The president said during the same press conference that he is prepared to “respectfully leave the meeting” with Kim if his summit with the North Korean leader is not “fruitful.” He did not specify whether the fate of the imprisoned Americans could be a deal-breaker.
Trump also promised to work for the freedom of Japanese citizens abducted by North Korea, saying their fate is “one of the truly most important things on Shinzo’s mind.”
The North Koreans have admitted to kidnapping 13 Japanese citizens, of whom five have been returned to Japan, while eight others died in captivity. Japan says four more of its citizens remain unaccounted for.
The three Americans still held by North Korea after the release and subsequent death of college student Otto Warmbier in June 2017 include Tony Kim and Kim Hak-song, both teachers at the unusual Christian-founded private school known as the Pyongyang University of Science and Technology, and Kim Dong-chul, who has been described as a Christian missionary.

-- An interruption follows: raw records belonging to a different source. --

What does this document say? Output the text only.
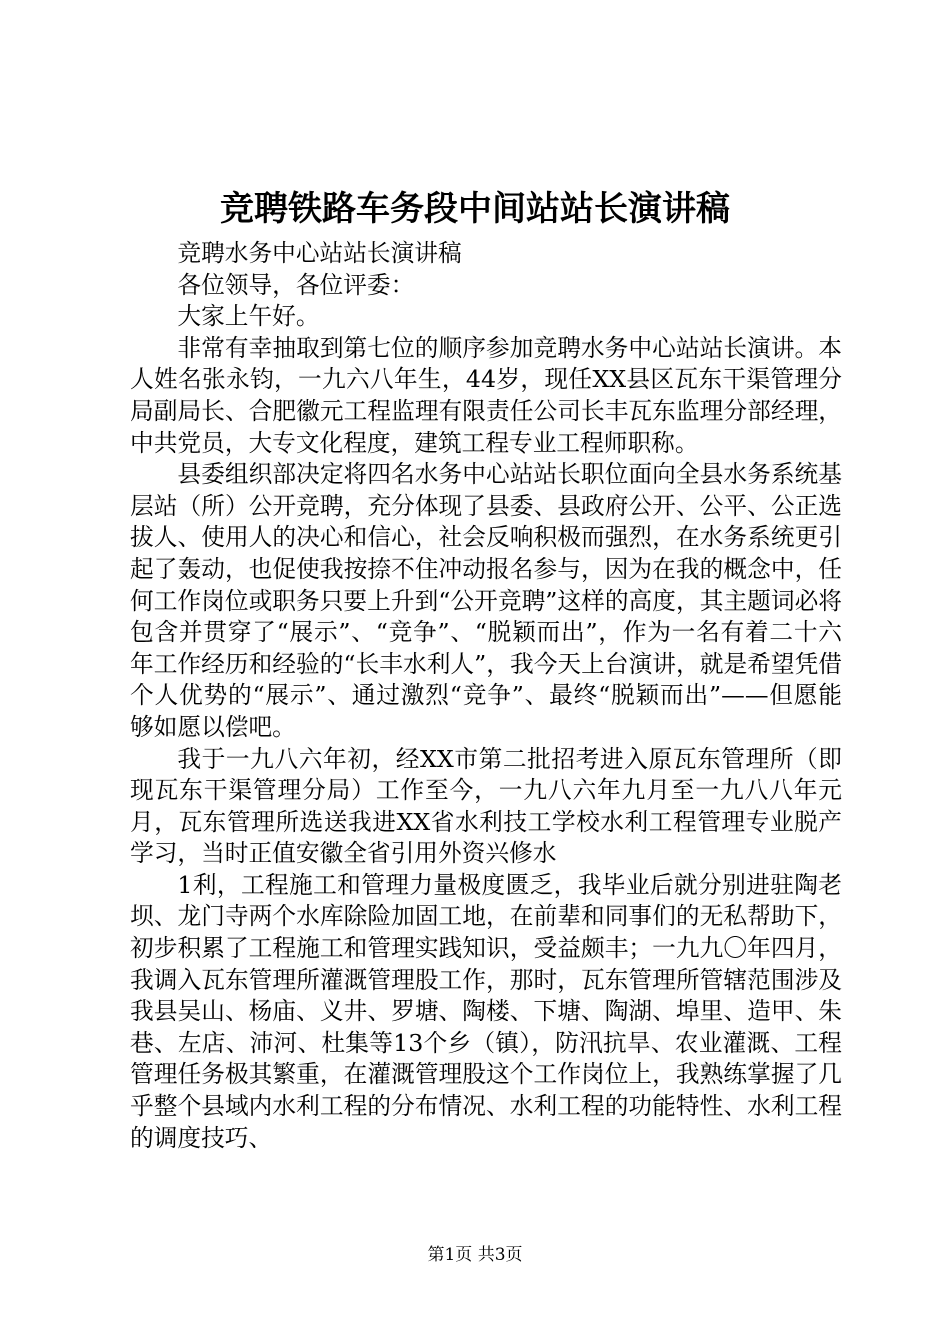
竞聘铁路车务段中间站站长演讲稿

竞聘水务中心站站长演讲稿

各位领导，各位评委：

大家上午好。

非常有幸抽取到第七位的顺序参加竞聘水务中心站站长演讲。本人姓名张永钧，一九六八年生，44岁，现任XX县区瓦东干渠管理分局副局长、合肥徽元工程监理有限责任公司长丰瓦东监理分部经理，中共党员，大专文化程度，建筑工程专业工程师职称。

县委组织部决定将四名水务中心站站长职位面向全县水务系统基层站（所）公开竞聘，充分体现了县委、县政府公开、公平、公正选拔人、使用人的决心和信心，社会反响积极而强烈，在水务系统更引起了轰动，也促使我按捺不住冲动报名参与，因为在我的概念中，任何工作岗位或职务只要上升到“公开竞聘”这样的高度，其主题词必将包含并贯穿了“展示”、“竞争”、“脱颖而出”，作为一名有着二十六年工作经历和经验的“长丰水利人”，我今天上台演讲，就是希望凭借个人优势的“展示”、通过激烈“竞争”、最终“脱颖而出”——但愿能够如愿以偿吧。

我于一九八六年初，经XX市第二批招考进入原瓦东管理所（即现瓦东干渠管理分局）工作至今，一九八六年九月至一九八八年元月，瓦东管理所选送我进XX省水利技工学校水利工程管理专业脱产学习，当时正值安徽全省引用外资兴修水

1利，工程施工和管理力量极度匮乏，我毕业后就分别进驻陶老坝、龙门寺两个水库除险加固工地，在前辈和同事们的无私帮助下，初步积累了工程施工和管理实践知识，受益颇丰；一九九〇年四月，我调入瓦东管理所灌溉管理股工作，那时，瓦东管理所管辖范围涉及我县吴山、杨庙、义井、罗塘、陶楼、下塘、陶湖、埠里、造甲、朱巷、左店、沛河、杜集等13个乡（镇），防汛抗旱、农业灌溉、工程管理任务极其繁重，在灌溉管理股这个工作岗位上，我熟练掌握了几乎整个县域内水利工程的分布情况、水利工程的功能特性、水利工程的调度技巧、

第1页 共3页
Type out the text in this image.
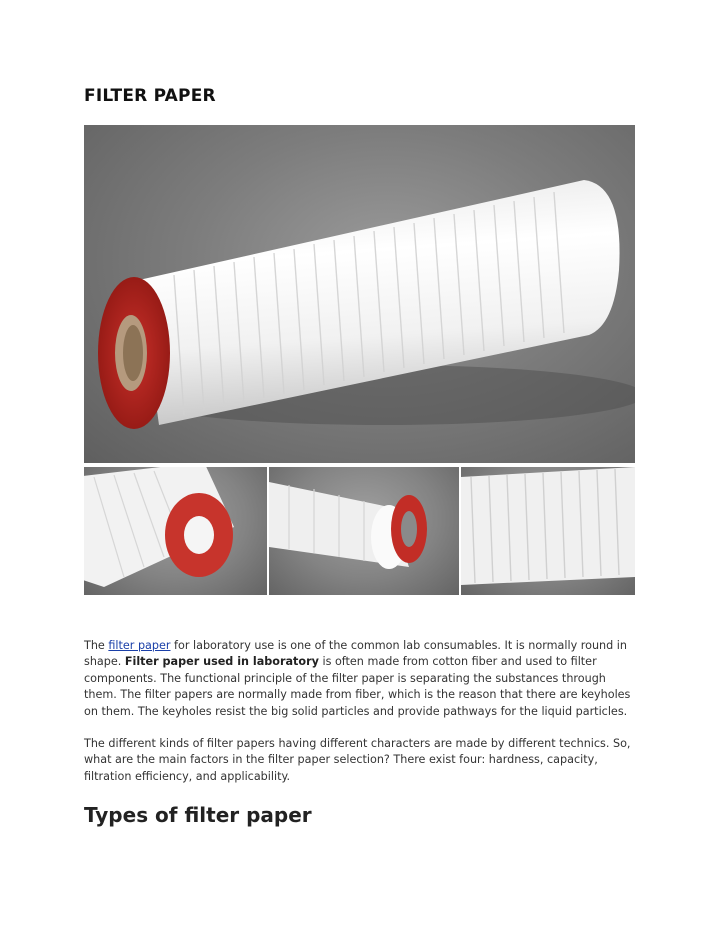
FILTER PAPER

The filter paper for laboratory use is one of the common lab consumables. It is normally round in shape. Filter paper used in laboratory is often made from cotton fiber and used to filter components. The functional principle of the filter paper is separating the substances through them. The filter papers are normally made from fiber, which is the reason that there are keyholes on them. The keyholes resist the big solid particles and provide pathways for the liquid particles.

The different kinds of filter papers having different characters are made by different technics. So, what are the main factors in the filter paper selection? There exist four: hardness, capacity, filtration efficiency, and applicability.

Types of filter paper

Kim Dong-chul has been in captivity the longest since his arrest in October 2015. The North Koreans forced him to make a confession in which he claimed to be a paid espionage agent working for the South Korean government. Kim Hak-song and Tony Kim were vaguely charged with working to undermine the North Korean state.
Former Amnesty International executive Frank Jannuzi, who has experience working with North Korean diplomats, told the UK Express in March that he would “not be surprised” if North Korea released the three American prisoners as a goodwill gesture ahead of the Trump-Kim summit.
“The North Koreans have studied Donald Trump very carefully since he was elected in 2016. We have to remember that these three are of no strategic relevance at all. They know that to release them would allow him to claim a victory. It would put him in a good mood, basically,” Jannuzi contended.
Former Deputy Assistant Secretary of Defense for East Asia Abraham Denmark, now director of the Asia program at the Wilson International Center for Scholars, told Germany’s Deutsche Welle on Wednesday that he was mildly surprised Pompeo did not return from his Easter meeting with the three captive Americans in tow.
“I believe that it is impossible to negotiate with North Korea while there are American prisoners in the country. I believe releasing them in relatively good condition should be a precondition for talks. It is unclear how the administration is approaching this,” Denmark said.